Also ist sie vor zwei Jahren nach Berlin gezogen. Platz für ihre großen Skupturen gibt es in ihrer kleinen Wohnung in Wilmersdorf leider nicht, für kreative Freiräume aber schon. Also beginnt sie ihre großen Ideen in Miniaturen umzusetzen. Um menschliche Körper geht es immer noch, und so Fragen wie: Wie fühlen sich Menschen in ihren Körpern? Ist er nur eine unbedeutende, funktionierende Hülle, in der man sich unter Umständen gefangen und missverstanden fühlt, oder ein warmes Zuhause, dass einem Geborgenheit verspricht? Und darf man in seinem Körper einen anderen wachsen lassen? Bekommt man Kinder aus dem narzisstischen Wunsch nach Unsterblichkeit? Katya verarbeitet diese tiefgreifenden Fragen mit viel Leichtigkeit und Fantasie.

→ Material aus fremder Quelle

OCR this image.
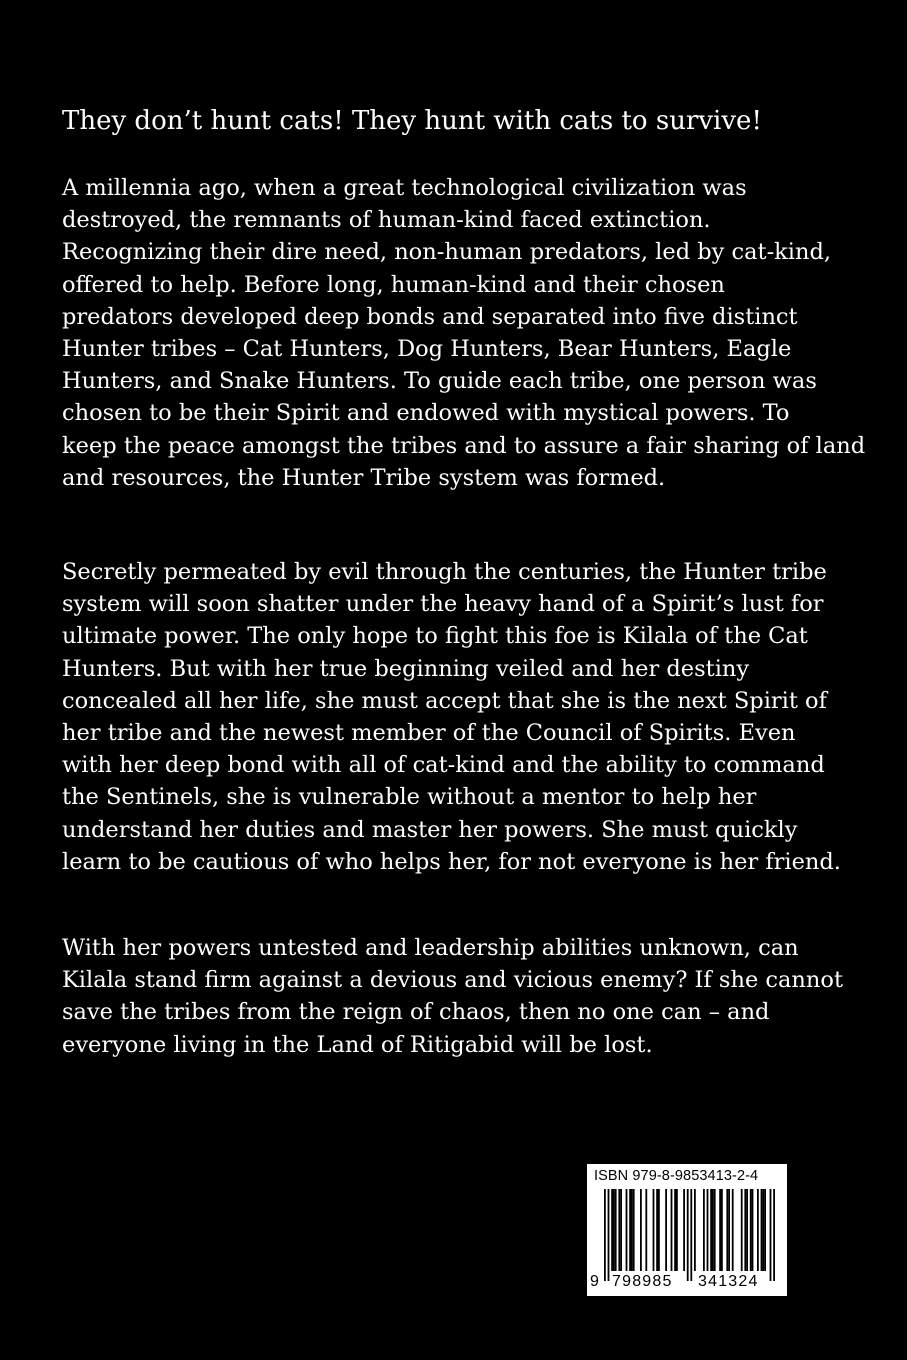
They don’t hunt cats! They hunt with cats to survive!
A millennia ago, when a great technological civilization was
destroyed, the remnants of human-kind faced extinction.
Recognizing their dire need, non-human predators, led by cat-kind,
offered to help. Before long, human-kind and their chosen
predators developed deep bonds and separated into five distinct
Hunter tribes – Cat Hunters, Dog Hunters, Bear Hunters, Eagle
Hunters, and Snake Hunters. To guide each tribe, one person was
chosen to be their Spirit and endowed with mystical powers. To
keep the peace amongst the tribes and to assure a fair sharing of land
and resources, the Hunter Tribe system was formed.
Secretly permeated by evil through the centuries, the Hunter tribe
system will soon shatter under the heavy hand of a Spirit’s lust for
ultimate power. The only hope to fight this foe is Kilala of the Cat
Hunters. But with her true beginning veiled and her destiny
concealed all her life, she must accept that she is the next Spirit of
her tribe and the newest member of the Council of Spirits. Even
with her deep bond with all of cat-kind and the ability to command
the Sentinels, she is vulnerable without a mentor to help her
understand her duties and master her powers. She must quickly
learn to be cautious of who helps her, for not everyone is her friend.
With her powers untested and leadership abilities unknown, can
Kilala stand firm against a devious and vicious enemy? If she cannot
save the tribes from the reign of chaos, then no one can – and
everyone living in the Land of Ritigabid will be lost.
ISBN 979-8-9853413-2-4
9 798985 341324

Zu Pflanzen hat sie eine besondere Beziehung: Schon als Kind wollte sie immer schon von vielen umgeben sein, auch wenn ihre anfänglichen Versuche meist darin endeten, dass die Pflanzen hops gingen. Mittlerweile läuft es etwas besser.

Früher hat sie Pflanzen als Ableger von ihren Freund:innen erhalten, heute bringt Katya oft welche von ihren Reisen mit. In ihrer Wohnung findet man keine hippen Trendpflanzen, sondern lebendige Souvenire aus Sizilien, Ostdeutschland, Italien. “Man kann sie nicht einfach wegschmeißen, du musst sie am Leben erhalten, sonst stirbt auch die Erinnerung!” Und das wäre schade.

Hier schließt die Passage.